The affiliative impulse is not a rational thing. We are all hardwired to bond tightly to our own group and to be suspicious of other groups, and in the wild that had survival value. If you're a proto-human living on the savannah, you're less likely to be killed or eaten by a member of your own tribe than by a member of another.

"The features that define a group vary a lot, but once they are defined you prefer your own," says developmental psychologist Yarrow Dunham of the University of California at Merced. "When someone belongs to your group, you like that person better too."

But the particular features that signify group membership can be manipulated, and along with them, fear of people who don't have those features. Here mischief can be made. Yarrow likes to cite a study he conducted in which pre-schoolers were divided into two groups — one given red t-shirts to wear, the other blue. They were all then read stories about both groups. When the kids were asked later what they recalled about the stories, they showed an odd selectivity, remembering mostly the details in which characters wearing their color shirts did good things — and characters wearing the other color did bad things.

What makes those results especially troubling is that t-shirt color is an entirely neutral variable, one that says nothing substantive about the wearer, and yet it quickly became a code for goodness or badness.

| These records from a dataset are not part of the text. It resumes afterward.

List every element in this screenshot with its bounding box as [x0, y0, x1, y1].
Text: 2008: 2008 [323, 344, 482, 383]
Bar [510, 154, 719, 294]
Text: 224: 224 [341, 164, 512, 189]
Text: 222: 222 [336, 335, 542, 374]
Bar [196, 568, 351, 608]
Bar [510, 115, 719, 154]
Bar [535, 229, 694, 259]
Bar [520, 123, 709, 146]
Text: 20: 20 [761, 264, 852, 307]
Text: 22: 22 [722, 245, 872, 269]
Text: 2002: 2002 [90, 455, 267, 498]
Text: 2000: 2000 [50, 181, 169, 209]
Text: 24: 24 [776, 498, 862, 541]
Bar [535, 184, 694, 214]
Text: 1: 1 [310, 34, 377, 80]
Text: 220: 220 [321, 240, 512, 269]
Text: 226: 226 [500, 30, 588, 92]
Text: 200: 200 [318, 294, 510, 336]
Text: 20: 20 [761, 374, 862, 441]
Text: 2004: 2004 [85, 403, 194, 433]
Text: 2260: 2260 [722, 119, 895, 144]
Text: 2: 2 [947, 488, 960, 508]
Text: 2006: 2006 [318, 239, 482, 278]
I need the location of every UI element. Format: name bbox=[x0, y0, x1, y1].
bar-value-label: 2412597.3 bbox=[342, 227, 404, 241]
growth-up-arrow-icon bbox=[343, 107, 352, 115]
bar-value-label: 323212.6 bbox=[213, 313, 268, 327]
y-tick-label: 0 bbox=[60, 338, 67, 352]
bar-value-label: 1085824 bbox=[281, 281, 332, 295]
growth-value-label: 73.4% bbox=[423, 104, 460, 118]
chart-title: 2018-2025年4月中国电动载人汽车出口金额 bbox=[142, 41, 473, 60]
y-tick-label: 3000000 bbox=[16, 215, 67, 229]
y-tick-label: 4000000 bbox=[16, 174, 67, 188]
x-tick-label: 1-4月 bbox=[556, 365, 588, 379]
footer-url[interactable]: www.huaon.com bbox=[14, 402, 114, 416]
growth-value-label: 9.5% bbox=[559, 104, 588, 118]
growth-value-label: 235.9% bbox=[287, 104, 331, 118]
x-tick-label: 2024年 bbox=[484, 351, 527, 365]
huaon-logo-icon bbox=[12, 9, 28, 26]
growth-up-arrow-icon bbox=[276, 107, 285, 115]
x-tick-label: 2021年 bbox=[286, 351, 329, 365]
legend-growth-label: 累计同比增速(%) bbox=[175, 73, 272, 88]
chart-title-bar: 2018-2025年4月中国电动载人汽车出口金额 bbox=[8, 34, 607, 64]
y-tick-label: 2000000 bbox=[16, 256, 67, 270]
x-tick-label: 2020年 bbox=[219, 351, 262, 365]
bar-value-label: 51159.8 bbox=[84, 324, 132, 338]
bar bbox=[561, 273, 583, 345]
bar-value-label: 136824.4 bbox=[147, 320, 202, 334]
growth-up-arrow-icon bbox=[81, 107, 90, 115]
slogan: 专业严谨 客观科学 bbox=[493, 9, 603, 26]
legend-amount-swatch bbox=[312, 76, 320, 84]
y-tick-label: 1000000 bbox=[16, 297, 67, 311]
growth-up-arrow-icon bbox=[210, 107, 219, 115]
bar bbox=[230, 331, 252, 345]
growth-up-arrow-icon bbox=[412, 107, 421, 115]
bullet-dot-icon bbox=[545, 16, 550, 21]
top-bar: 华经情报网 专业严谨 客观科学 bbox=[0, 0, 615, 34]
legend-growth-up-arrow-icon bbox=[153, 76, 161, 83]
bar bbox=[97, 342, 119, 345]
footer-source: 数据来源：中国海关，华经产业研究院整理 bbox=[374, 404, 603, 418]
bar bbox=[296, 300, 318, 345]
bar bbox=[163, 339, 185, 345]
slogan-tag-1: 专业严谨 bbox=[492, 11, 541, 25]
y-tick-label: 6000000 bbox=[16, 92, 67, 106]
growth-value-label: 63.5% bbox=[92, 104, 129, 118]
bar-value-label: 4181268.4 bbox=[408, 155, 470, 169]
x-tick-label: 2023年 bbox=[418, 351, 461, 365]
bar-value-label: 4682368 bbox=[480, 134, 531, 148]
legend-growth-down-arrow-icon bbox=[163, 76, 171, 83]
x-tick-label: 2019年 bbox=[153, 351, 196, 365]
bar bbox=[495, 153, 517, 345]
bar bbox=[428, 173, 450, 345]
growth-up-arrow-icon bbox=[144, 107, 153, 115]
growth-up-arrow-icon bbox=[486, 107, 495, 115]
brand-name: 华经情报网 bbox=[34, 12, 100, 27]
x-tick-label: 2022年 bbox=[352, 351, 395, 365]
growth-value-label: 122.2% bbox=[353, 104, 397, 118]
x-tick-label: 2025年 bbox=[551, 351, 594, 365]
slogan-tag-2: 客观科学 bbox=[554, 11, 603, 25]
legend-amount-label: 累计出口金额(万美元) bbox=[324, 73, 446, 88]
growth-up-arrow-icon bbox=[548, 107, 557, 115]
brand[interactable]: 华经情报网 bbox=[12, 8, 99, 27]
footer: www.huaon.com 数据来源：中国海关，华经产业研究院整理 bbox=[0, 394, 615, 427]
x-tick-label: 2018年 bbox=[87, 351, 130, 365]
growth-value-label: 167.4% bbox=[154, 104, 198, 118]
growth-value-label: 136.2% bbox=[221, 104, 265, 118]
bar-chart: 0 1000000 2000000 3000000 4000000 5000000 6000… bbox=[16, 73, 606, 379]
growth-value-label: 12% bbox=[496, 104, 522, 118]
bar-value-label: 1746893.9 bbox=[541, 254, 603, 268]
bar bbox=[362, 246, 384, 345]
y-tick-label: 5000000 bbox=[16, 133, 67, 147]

In the real world, xenophobia is much easier to manufacture because there are often kernels of truth mixed in with the malice. Islamic extremists have done terrible things around the world in recent years; illegal immigration is undeniably a national problem. It doesn't take much of this kind of yeast to make a larger lie rise.

"We saw this especially right after 9/11," says Dunham. "People were driven by fear, by the need to do something. We have a fear muscle and it can overreact."

That, however, doesn't entirely explain the head-snapping way our designated demons have been changing identities lately. Part of it, surely, is a question of the power of the target group itself. It was a lot easier to marginalize blacks or gays before blacks and gays stood up and pushed back. "In a liberal democracy like ours, it's hard to stigmatize a group for too long," says Dunham. "Cultural forces just work against it."

As that happens, a sense of what's culturally fashionable — or, less cynically, culturally decent — makes bias less acceptable. Dunham says he was particularly struck when former President Bush commented recently that one of the lowest points in his life occurred in the wake of the Hurricane Katrina debacle, when Kanye West accused him of racism. Even people who were rightly furious at Bush for his handling of Katrina saw that as a low blow, and his remarks about the pain it caused him had the ring of sincerity to it.

The other big driver of America's ever-changing cast of bad guys is, as with so many other things, the Internet and the 24-hr. cable news cycle. In a total-saturation information environment, it's a simple matter to launch a few rumors (beheaded Mexicans in America's deserts!), run a few scare clips (a mosque at Ground Zero!) and make yesterday's monster seem downright cuddly — and today's seem downright deadly. "In general, we're not always super politically educated, so people are getting their information from people who pare it back for them," says Dunham.

That, surely, is true. And that, surely, can't be good for us. Playing with cultural matches like this may yield short-term political gain, but you can't control the sparks that pop free — or the wildfires they ignite. It's a simple safety lesson we teach our kids, and it's one our political classes would do well to heed themselves.